Erdoğan'dan Diyarbakır mesajları

Başbakan Erdoğan AK Parti Diyarbakır İl Kongresi'nde konuştu. Hedefinde CHP, BDP ve PKK vardı.

Abone ol

Başbakan Recep Tayyip Erdoğan, AK Parti Diyarbakır 4. Olağan Kongresi'nde yaptığı konuşmada, birlik ve beraberlik mesajları verdi. Konuşmasında dini referanslar veren Erdoğan, CHP'yi Kürt meselesinin kaynağı, BDP'yi de Kürt meselesinin istismarcısı olarak gördü.

2005'te Kürtlerden devlet adına geçmişteki politikalar adına özür dilediği konuşmasının arkasında olduğunu hatırlatan Erdoğan, "Daha yapılacak çok şey var, her şeyi çözdüğümüzü iddia etmiyorum" ifadelerini kullandı.

PKK ve onun uzantısı olmakla suçladığı BDP'ye çatan Erdoğan, Diyarbakırlılara "Siz birliğin bütünlüğün temsilcisisiniz. Sizin kitabınızda bölücülük yok, bir ve beraber olmak var" diye seslendi.

Erdoğan, konuşmasında CHP'nin terör konusundaki randevu talebini kabul ettiğini açıkladı. BDP lideri Demirtaş'ın "Başbakan ve yandaşları Amed'e gelince sokakta tek bir Kürt göremesin" sözlerine Erdoğan, "Sen kimsin kim oluyorsun" diyerek tepki gösterdi.

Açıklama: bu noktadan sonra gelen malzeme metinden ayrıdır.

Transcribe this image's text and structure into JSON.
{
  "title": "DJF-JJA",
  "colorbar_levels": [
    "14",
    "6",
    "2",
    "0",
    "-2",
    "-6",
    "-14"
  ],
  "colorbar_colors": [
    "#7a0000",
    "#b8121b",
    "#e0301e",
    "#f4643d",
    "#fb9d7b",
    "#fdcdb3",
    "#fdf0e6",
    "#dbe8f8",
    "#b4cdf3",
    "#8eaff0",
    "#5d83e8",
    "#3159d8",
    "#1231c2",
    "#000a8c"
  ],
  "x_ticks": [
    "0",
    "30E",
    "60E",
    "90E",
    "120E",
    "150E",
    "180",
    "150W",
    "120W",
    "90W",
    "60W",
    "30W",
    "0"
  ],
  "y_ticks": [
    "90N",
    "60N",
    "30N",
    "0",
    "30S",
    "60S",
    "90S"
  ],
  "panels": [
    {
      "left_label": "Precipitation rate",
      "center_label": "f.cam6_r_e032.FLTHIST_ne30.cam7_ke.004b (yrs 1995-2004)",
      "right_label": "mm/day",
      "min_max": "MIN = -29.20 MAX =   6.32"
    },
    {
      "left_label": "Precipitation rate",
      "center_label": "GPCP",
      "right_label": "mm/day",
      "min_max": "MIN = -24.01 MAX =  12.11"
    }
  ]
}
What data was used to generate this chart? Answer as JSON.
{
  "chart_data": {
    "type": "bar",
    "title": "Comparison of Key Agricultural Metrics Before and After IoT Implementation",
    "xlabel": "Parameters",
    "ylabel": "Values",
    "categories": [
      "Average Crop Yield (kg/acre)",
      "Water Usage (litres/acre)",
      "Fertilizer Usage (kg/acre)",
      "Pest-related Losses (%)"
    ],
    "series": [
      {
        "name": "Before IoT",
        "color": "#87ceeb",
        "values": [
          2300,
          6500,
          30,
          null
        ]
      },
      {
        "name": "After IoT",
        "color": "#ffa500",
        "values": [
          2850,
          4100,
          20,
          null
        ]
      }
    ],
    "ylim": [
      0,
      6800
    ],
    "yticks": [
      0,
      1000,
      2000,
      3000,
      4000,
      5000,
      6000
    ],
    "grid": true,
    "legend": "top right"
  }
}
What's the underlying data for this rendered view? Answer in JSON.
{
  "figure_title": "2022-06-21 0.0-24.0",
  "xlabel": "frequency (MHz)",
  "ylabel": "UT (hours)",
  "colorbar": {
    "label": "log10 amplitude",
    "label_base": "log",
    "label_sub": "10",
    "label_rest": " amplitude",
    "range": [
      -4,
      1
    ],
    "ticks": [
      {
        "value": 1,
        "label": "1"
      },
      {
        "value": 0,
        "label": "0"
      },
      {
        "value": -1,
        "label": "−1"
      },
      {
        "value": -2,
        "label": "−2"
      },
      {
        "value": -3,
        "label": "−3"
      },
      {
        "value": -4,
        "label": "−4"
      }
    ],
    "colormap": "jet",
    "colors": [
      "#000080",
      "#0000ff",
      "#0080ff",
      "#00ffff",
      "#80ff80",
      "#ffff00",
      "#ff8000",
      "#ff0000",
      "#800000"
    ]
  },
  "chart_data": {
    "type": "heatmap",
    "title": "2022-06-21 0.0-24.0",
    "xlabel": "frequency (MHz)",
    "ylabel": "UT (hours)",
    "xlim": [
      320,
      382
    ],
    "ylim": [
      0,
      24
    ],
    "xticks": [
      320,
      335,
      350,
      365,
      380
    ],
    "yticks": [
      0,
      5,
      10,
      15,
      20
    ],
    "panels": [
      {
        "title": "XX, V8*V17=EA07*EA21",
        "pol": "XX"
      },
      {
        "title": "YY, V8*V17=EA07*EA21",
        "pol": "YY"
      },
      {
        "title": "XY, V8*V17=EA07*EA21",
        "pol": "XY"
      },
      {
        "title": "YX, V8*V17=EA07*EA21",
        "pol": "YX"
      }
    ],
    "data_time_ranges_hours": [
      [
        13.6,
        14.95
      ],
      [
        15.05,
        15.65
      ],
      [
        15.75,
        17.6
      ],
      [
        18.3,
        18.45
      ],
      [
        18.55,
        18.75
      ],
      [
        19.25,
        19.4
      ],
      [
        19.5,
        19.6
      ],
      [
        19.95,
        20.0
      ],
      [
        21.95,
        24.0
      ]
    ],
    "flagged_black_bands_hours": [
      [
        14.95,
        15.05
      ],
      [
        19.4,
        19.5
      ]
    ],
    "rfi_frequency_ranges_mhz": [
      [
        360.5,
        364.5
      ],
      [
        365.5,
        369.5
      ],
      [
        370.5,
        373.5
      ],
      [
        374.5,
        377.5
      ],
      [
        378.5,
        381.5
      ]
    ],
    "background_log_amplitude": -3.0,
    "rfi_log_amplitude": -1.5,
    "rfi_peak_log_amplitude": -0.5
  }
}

SALDIRILAR AZMİMİZİ DAHA DA GÜÇLENDİRDİ

Diyarbakır'ın kendilerine kırmızı çizgiler çektiğini söyleyen Erdoğan, "Dinsel, etnik ve bölgesel milliyetçilik yapmayacaksın" dediğini hatırlatarak sözü AK Parti çalışanlarına yönelik saldırıya getirdi:

"Diyarbakır teşkilatımız gerçekten de kurulduğu günden itibaren çok zor şartlar altında çalıştı, çalışmaya devam ediyorlar. Daha 4 gün önce il başkanlığımızın önünde ses bombaları patlattılar. İl başkanlığımız, ilçe başkanlıklarımız, seçim bürolarımız defalarca saldırıya uğradı. Teşkilatımızın mensupları kaçırıldı, yakınları kaçırıldı, milletvekillerimiz tehdit edildi. 13 Mayıs'ta Kulp İlçe Başkanımız Veysel Çelik kardeşimiz bir taziye ziyareti için gitti Muş'tan dönüşünde terör örgütü tarafından kaçırıldı. Şırnak İl Başkan Yardımcımız Ali Kılıç kardeşimiz 16 Mayıs'ta alçakça, haince bir saldırı sonunda şehit edildi. AK Parti çatısı altında ülkesine, memleketine, bölgesine, iline, ilçesine hizmet dışında hiçbir amacı olmayan bu kardeşlerimizin kaçırılması, öldürülmesi bizim mücadele azmimizi daha da perçinledi. İşte bu salondaki bu cesur teşkilat, bu saldırıların hiçbirine bugüne kadar boyun eğmedi, bundan sonra da eğmeyecek. Bu teşkilat, tehditlerin hiçbirine bugüne kadar boyun eğmediği gibi sevgi dilini konuşmaya devam edecek."

1.20120602190004.jpg

DİYARBAKIR'IN HİZMETKARIYIZ

Diyarbakır'a Başbakan olduktan sonra 12. kez geldiğinin altını çizen Erdoğan, Diyarbakır'a olan sevdasını anlattı:

"Çünkü biz Diyarbakır'a aşığız, biz Diyarbakır'a sevdalıyız, biz Diyarbakır'ın asla ve asla efendisi değil, biz Diyarbakır'ın hizmetkarıyız."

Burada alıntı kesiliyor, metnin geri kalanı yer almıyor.